Tuesday, October 24, 2006

hibiscus, shades of red & hormones

Years ago, a friend of youngest daughter gave me a stick, because, the friend said, if she didn't give it to me, she would soon succeed in killing it off. Well, it had a few leaves on it and I knew it was a hibiscus.

Over the years, it has become a small tree and annually gets a severe haircut around the end of the year, or I would never be able to bring it inside again from its vacation outdoors. It is one of the 50-lb pots I mentioned in a previous post, that I lug out to the deck in the summer, and indoors again, when frost threatens.

At a crazy depressing time in my life, one bright spot was my cleaning lady, Ella, from the Philippines, who thought I spent a ridiculous amount of time caring for what, for her, was a rather common, weedy hedge plant "back home". We had many a laugh over that.

Ella has a great many hilarious stories about her sense of dislocation as an immigrant to Canada, a wonderful sense of humour, and sharp observational skills about people! And she was, bar none, the best cleaning lady I ever had, or probably will ever have. I realize that sounds like I live some posh kind of life. My only answer to certain people (who shall remain nameless, unless I start feeling really bitchy/menopausal!) who, I know criticize me for this, is that we all have different priorities. I scrimp on other things you would consider necessities.

Oh, it's lovely to be able to threaten to go 'menopausal'!! If issues I've had in the past were pooh-poohed away as being because I was hormonal, I intend to use this last hormonal fling to my advantage for a change. ;D

(Oh yeah, we were talking about the hibiscus, before I got sidetracked by my 'whoremones'!)

Above the nearly single form of its bloom.

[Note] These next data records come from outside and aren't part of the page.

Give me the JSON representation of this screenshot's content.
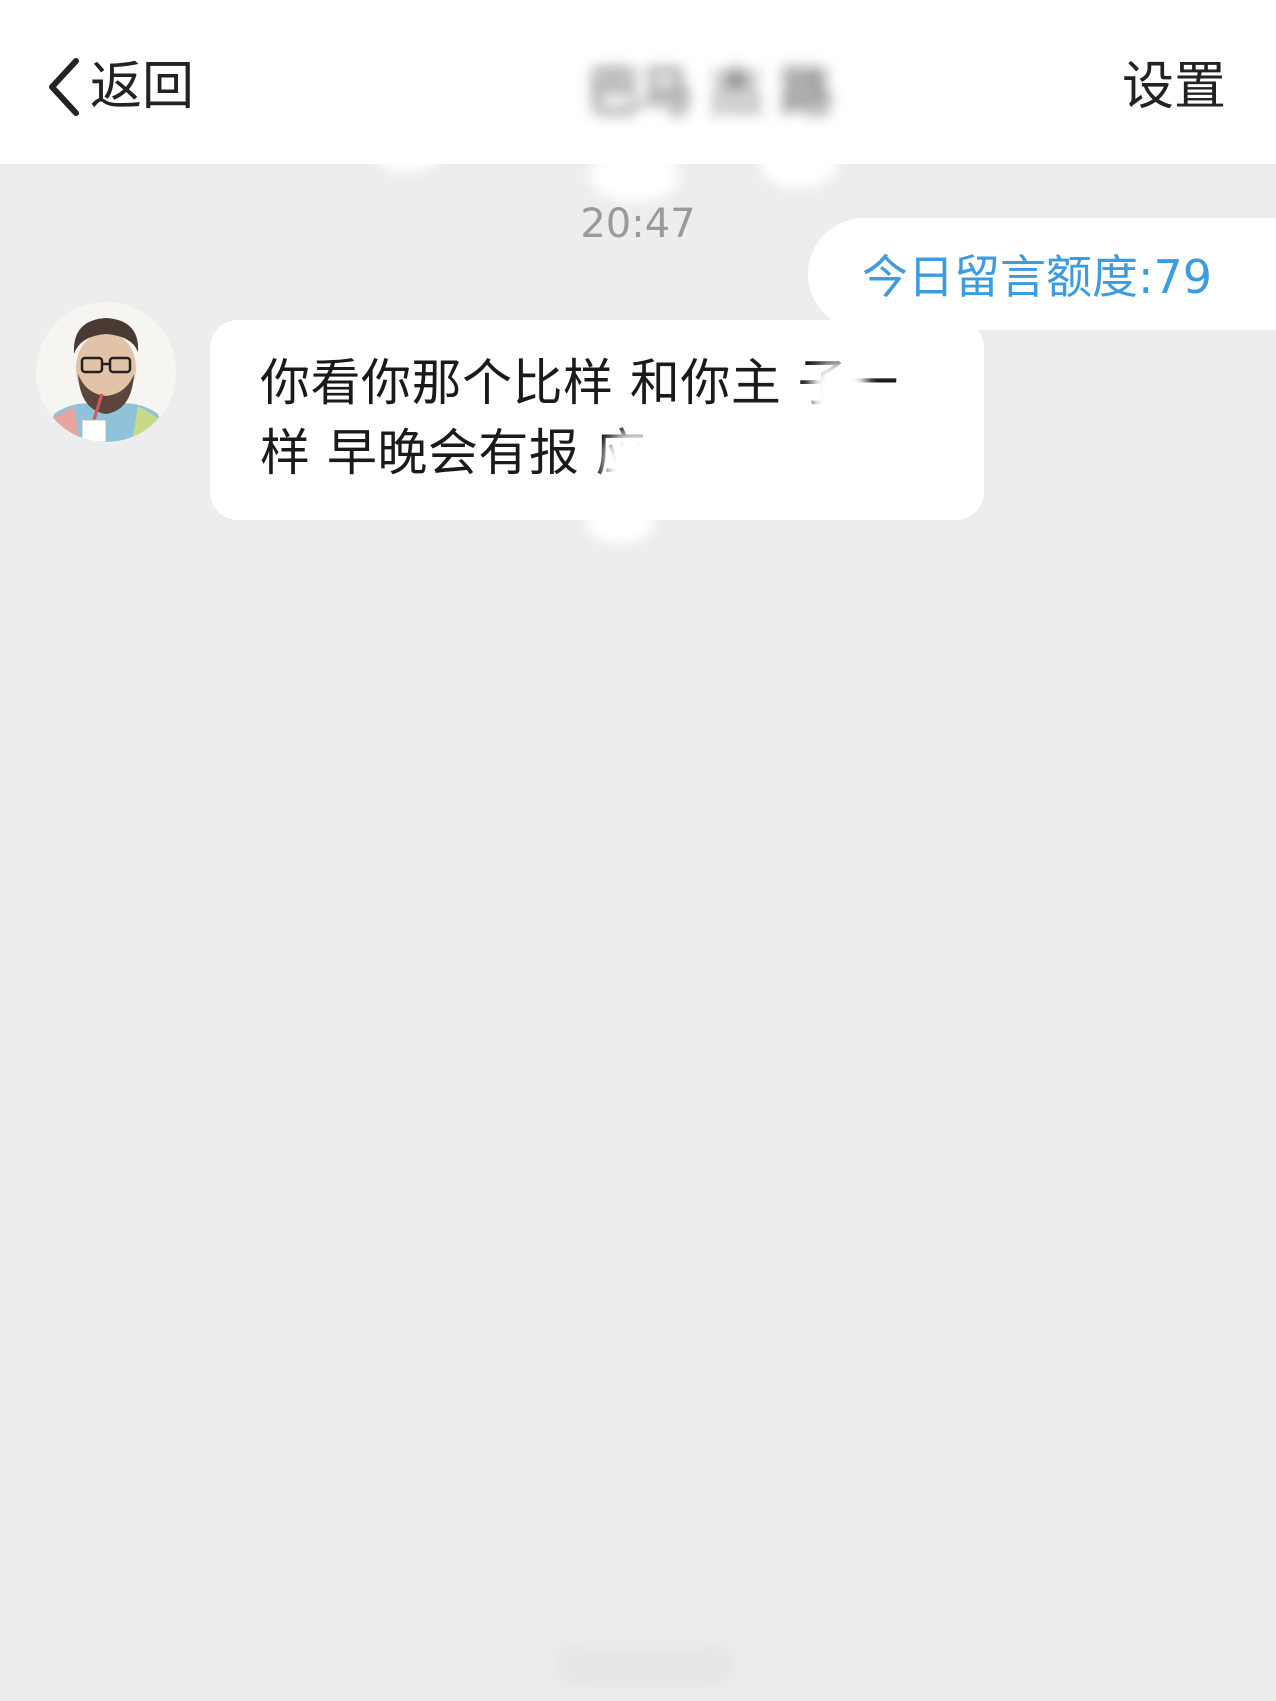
{
  "header": {
    "back_label": "返回",
    "back_icon": "chevron-left-icon",
    "title": "巴马 杰 路 ",
    "settings_label": "设置"
  },
  "conversation": {
    "timestamp": "20:47",
    "quota_text": "今日留言额度:79",
    "messages": [
      {
        "sender": "other",
        "text": "你看你那个比样 和你主 子一样 早晚会有报 应"
      }
    ]
  },
  "colors": {
    "background": "#ededed",
    "header_bg": "#ffffff",
    "bubble_bg": "#ffffff",
    "quota_text": "#3d9be0",
    "timestamp": "#9a9a9a"
  }
}
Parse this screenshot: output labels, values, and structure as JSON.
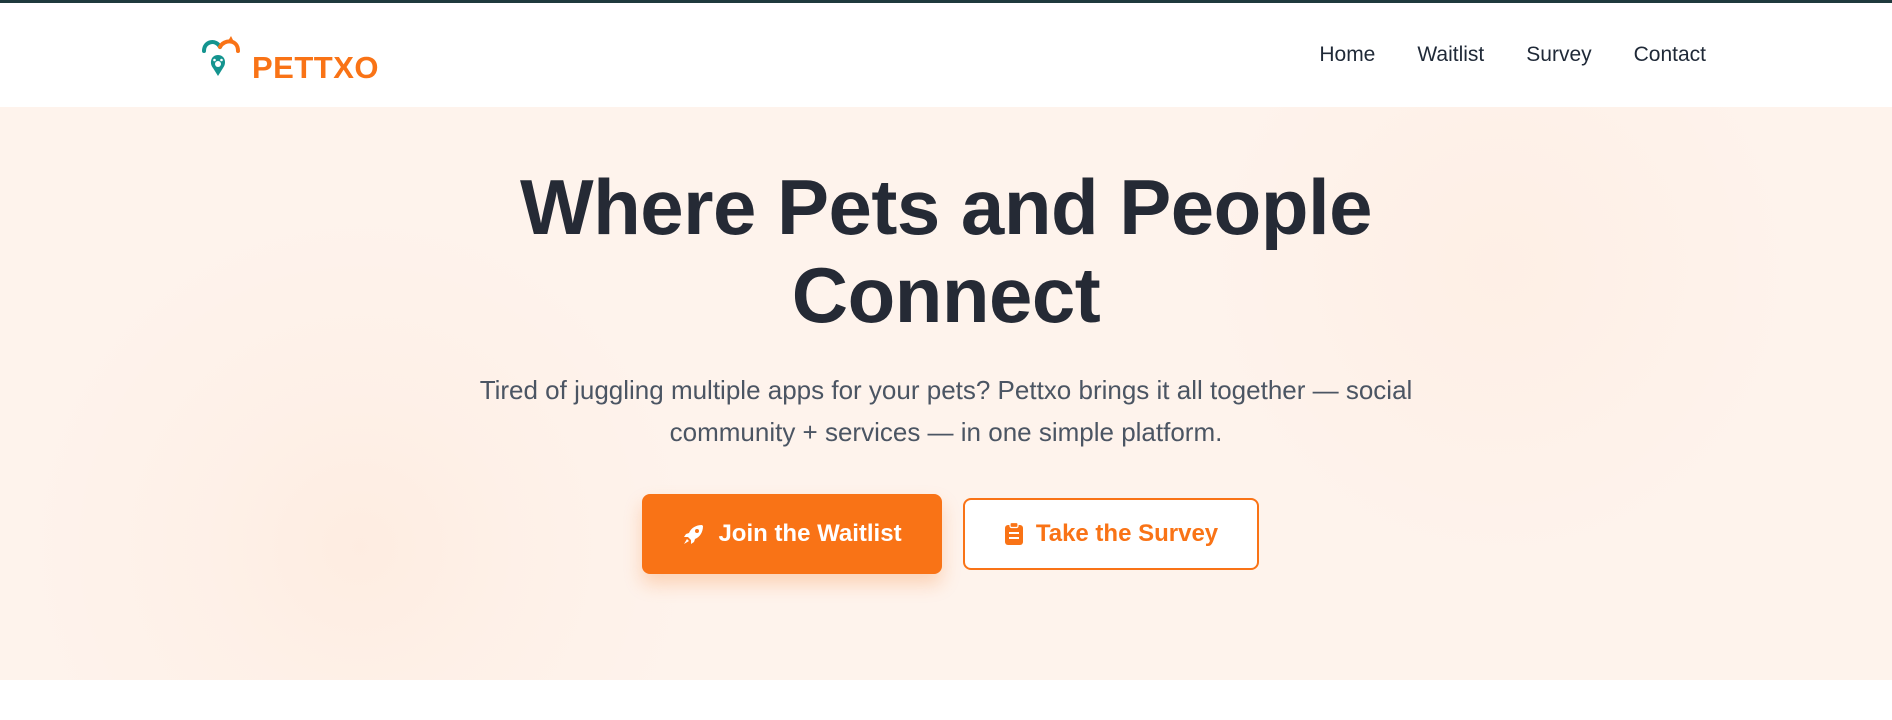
{
  "header": {
    "logo_text": "PETTXO",
    "logo_icon": "pet-heart-logo-icon",
    "nav": [
      {
        "label": "Home"
      },
      {
        "label": "Waitlist"
      },
      {
        "label": "Survey"
      },
      {
        "label": "Contact"
      }
    ]
  },
  "hero": {
    "title_line1": "Where Pets and People",
    "title_line2": "Connect",
    "subtitle_line1": "Tired of juggling multiple apps for your pets? Pettxo brings it all together — social",
    "subtitle_line2": "community + services — in one simple platform.",
    "primary_button": {
      "label": "Join the Waitlist",
      "icon": "rocket-icon"
    },
    "secondary_button": {
      "label": "Take the Survey",
      "icon": "clipboard-icon"
    }
  },
  "colors": {
    "accent": "#f97316",
    "teal": "#14948f",
    "hero_bg": "#fef3ec",
    "title": "#252a35",
    "text": "#4b5563",
    "top_border": "#1f3a3d"
  }
}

When it starts blooming again after its haircut, the first bloom is usually like this, with an occasional subsequent bloom also being of this form. The more usual double/triple form is below:

The camera flash seems to water down to a pinky shade the rather more red shade of my hibiscus bloom. Each bloom is about 5" (13cm) across!

Right now, as the days darken and the wet winds threaten snow, it is blooming in the corner of my living room at the rate of a dozen or more blossoms at a time, cheering me up no end! The blooms fade within a day or two, but who cares when more are constantly on the way?

This is the in-between-time of the seasons that I find very difficult to handle. Maybe it's the shortening days. Maybe it's that nearly all the leaves are off the trees. For a while, I enjoyed seeing the form of trees revealed as the leaves fell, but now they're just bare. It's cold. It's wet. It's grey.

I'll feel better when we have snow. (Except I haven't managed to get winter tires yet -- oooh dear -- not one of my priorities, though it should be, sigh...) Or maybe, I'll feel better if the sun finally comes out tomorrow as forecast (then I can put off worrying about snowtires, lol).

I have another hibiscus I call Sheila's Hibiscus, only because it was Sheila who gave me this rooted cutting from one of her plants. This week I'm enjoying my first bloom from it. Very similar to my other hibiscus, Sheila's is a rich pink, somewhat more frilly with a more picoteed edging to the petals. Sorry, I tried to photograph it yesterday (no good or blurry) and today, spent, it fell. But another bud is about to open on the plant and I'll upload a photo as soon as I have one.

I have had a tea that included hibiscus in the blend. Would anybody know what variety of hibiscus blossoms would be good in tea? I know what I have probably isn't poisonous because my daughter's cats used to nibble on the leaves without suffering ill effects, so I tried the dried petals in tea -- can't say they were special. They did colour the tea red. The blossoms don't really have any discernible scent.

Maybe a more scented variety would be better in tea?

According to my trusty Richter's catalogue, the variety used is Hibiscus sabdariffa and it imparts a lemony flavour and a beautiful red colour to the tea.

Hibiscus, when I think of them, envoke images of Hawaii and the tropical hibiscus, H. rosa-sinensis, which is most likely the variety I have here, or a hardy variety I have seen a lot of in old gardens, like my sister's in-laws' gardens in Kentucky, H. syriacus. Lists & Lists...Hibiscus species describes hundreds!

To begin searching for information about hibiscus, especially the tropical H. rosa-sinensis, one could not do much better than to start with the American Hibiscus Society.

2 Comments:

Blogger Annie in Austin said...

Are you in zone 5? [If you've mentioned it, I've forgotten!] Some of the herbaceous kinds, Hibiscus moscheutos, have lovely flowers but the whole plant dies to the ground and goes dormant over winter. There are many colors and slightly different shapes. Mine did great in Zone 5 Illinois, and do well in TX, too. You wouldn't have as long a bloom season, but you also wouldn't have to find room for them in the house!

Annie at the Transplantable Rose

7:44 PM  
Blogger Kati said...

Yes, Annie. I do live in Zone 5. I have considered some of the herbaceous kinds (Diane is one variety I have lusted after). I'm sure I'll be getting some someday soon. I suspect some of the hibiscus I admired in Kentucky would be hardy here.